The government must recognise that the unchecked spread of dangerous and unevidenced treatments for children and young people was a child safeguarding failure and institute an inquiry into how this failure was able to happen.

This review should investigate why gender medicine was treated as exceptional and outside the normal requirements for evidence-based medicine and child safeguarding; why those who raised or simply wanted to discuss concerns were vilified and silenced; and why our professional and regulatory bodies failed in their duties to promote safe, evidence-based care.

The government must look at how gender ideology has influenced the education system through unregulated third-party organisations teaching children that if they don’t fit in with gender stereotypes then they may have been born in the wrong body. This has been one of the main contributors to the rapid rise in referrals of children and young people to gender clinics, and the false belief that interventions to irreversibly change one’s body are “lifesaving.”

The government must give clear guidance to schools and end the influence of gender lobby groups within schools.

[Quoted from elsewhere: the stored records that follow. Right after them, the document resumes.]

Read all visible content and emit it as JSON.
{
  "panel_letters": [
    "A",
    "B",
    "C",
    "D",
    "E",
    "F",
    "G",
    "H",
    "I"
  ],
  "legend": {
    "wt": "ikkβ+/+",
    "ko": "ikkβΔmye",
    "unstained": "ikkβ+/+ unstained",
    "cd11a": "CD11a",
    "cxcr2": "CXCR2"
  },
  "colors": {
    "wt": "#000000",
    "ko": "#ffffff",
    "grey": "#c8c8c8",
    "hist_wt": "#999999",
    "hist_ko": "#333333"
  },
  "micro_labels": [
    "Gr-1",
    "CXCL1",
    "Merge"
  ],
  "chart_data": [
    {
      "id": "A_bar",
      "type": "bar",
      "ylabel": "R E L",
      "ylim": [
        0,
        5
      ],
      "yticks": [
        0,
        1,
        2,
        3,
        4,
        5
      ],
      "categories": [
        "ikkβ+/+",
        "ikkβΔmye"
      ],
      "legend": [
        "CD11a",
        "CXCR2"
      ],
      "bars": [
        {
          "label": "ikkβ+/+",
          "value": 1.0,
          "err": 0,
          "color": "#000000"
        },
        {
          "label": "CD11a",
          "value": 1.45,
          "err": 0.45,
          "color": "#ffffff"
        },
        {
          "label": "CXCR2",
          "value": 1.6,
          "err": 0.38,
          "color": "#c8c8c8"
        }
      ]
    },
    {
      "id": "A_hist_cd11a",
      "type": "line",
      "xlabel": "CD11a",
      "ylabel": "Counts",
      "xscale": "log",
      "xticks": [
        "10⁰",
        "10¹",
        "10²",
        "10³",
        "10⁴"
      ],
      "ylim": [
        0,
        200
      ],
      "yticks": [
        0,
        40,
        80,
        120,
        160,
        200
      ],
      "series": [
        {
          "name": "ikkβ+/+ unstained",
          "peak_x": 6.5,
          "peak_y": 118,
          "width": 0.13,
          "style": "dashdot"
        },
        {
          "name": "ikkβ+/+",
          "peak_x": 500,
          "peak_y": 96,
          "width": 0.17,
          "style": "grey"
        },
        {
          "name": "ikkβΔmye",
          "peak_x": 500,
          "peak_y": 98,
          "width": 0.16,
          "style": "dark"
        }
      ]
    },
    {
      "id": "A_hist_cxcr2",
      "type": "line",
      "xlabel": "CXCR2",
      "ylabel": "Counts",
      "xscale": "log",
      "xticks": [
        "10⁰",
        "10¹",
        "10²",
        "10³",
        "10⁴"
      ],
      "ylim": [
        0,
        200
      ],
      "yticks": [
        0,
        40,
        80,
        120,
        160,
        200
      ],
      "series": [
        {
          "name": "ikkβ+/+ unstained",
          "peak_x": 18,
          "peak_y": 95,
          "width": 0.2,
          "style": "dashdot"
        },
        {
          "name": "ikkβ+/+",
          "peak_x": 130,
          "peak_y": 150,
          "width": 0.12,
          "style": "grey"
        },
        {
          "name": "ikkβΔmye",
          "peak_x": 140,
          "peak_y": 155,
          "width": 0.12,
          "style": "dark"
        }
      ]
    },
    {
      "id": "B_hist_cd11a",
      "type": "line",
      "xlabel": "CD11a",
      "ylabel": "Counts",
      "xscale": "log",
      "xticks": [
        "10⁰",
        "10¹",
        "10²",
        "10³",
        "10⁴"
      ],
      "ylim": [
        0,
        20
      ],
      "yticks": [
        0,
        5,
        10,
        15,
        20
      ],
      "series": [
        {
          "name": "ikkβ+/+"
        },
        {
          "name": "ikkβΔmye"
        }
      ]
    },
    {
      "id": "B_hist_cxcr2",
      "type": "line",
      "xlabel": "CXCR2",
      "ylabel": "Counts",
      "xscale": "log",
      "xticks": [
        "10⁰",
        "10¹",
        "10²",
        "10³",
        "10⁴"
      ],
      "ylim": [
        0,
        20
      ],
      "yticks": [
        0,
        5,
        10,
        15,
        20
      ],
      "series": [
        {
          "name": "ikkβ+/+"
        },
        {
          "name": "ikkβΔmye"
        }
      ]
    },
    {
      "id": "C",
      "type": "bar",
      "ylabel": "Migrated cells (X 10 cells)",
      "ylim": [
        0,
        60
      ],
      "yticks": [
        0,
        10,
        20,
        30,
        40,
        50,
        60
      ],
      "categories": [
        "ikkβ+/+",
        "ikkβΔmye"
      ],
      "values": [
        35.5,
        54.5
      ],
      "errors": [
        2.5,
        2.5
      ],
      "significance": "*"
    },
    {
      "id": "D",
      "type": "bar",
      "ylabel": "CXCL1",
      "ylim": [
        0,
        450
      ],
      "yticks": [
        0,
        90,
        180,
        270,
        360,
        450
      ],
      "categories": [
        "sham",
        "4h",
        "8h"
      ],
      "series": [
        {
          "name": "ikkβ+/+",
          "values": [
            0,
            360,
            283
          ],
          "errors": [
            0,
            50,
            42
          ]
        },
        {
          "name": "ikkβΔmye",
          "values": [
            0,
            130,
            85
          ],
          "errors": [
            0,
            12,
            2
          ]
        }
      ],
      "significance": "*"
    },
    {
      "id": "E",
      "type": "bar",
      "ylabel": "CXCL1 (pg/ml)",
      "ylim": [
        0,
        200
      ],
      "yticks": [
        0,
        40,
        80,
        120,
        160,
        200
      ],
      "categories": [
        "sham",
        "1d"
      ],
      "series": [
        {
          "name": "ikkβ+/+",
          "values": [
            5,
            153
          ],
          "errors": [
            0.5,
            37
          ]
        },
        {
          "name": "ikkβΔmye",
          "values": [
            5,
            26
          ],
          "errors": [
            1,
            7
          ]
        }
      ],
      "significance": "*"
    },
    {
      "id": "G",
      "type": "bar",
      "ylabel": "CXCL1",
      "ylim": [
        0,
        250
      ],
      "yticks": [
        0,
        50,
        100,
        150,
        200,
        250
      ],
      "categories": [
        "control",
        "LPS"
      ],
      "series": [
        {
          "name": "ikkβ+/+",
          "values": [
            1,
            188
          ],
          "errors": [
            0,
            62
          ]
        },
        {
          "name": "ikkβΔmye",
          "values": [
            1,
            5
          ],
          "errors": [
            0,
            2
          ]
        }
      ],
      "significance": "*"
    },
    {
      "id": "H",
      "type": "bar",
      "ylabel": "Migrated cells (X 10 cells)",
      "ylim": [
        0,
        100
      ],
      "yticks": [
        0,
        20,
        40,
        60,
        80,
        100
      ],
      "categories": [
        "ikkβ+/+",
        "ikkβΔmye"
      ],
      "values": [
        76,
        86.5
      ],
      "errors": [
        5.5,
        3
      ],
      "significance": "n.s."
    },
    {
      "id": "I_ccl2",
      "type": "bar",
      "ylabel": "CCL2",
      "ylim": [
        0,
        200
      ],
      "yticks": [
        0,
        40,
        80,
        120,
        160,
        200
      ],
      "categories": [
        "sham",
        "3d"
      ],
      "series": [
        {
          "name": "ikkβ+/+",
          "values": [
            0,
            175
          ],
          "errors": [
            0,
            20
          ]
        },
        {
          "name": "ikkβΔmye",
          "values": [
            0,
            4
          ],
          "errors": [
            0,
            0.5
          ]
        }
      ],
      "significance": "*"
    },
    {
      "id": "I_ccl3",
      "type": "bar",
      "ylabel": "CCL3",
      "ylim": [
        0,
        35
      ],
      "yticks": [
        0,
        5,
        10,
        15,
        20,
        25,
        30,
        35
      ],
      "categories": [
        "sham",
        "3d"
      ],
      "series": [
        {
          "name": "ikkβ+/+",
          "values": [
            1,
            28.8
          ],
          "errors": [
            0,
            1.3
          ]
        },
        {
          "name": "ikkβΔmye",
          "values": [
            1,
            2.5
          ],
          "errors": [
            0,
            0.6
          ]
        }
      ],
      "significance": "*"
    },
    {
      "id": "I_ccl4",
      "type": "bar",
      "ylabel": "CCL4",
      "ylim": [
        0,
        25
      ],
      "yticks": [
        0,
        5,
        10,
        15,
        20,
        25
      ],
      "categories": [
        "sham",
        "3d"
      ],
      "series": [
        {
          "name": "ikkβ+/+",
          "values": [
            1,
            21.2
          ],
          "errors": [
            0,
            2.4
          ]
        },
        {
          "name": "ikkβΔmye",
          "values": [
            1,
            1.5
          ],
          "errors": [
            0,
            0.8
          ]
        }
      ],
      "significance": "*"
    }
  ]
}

How can clinicians and scientists better communicate with the public on gender-related care and how can disinformation in the public domain be guarded against?

This is where the press comes in. They could help by providing a range of views and in particular by giving a platform to those clinicians and scientists who have been asking questions and expressing concerns. Professional bodies need to be prepared to host discussions where different points are aired and enable the wider public to be engaged with this.

Clinicians and scientists need to explain to the public the principles of evidence-based medicine, and counter some of the myths and misinformation spread by the gender lobby, for example the myths that it is possible to be “born in the wrong body” or that medical transition reduces suicide risk, or that sex is a spectrum and can be changed by medical intervention.

How can our readers find out more about CAN-SG and what are the group's next plans and priorities?

Readers can find out more about CAN-SG from our website www.can-sg.org webinars and conference report. Our future plans and priorities include pressing for services for detransitioners; contributing to the public consultation reviewing services for 17 to 25-year-olds; educating and facilitating discussion with other healthcare professionals and the wider public on the issues of sex and gender in medicine and healthcare; and encouraging our professional bodies and employers to allow respectful professional discussion.

Looking more widely, we would like to help tackle the capture of our clinical institutions by gender ideology, whereby “sex” has been replaced by “gender,” leading in particular to the erasure of language that describes women and their health problems and health needs; and reinstating in medicine and medical education an understanding of the relevance of “sex” for clinical care, research, data collection and healthcare communication.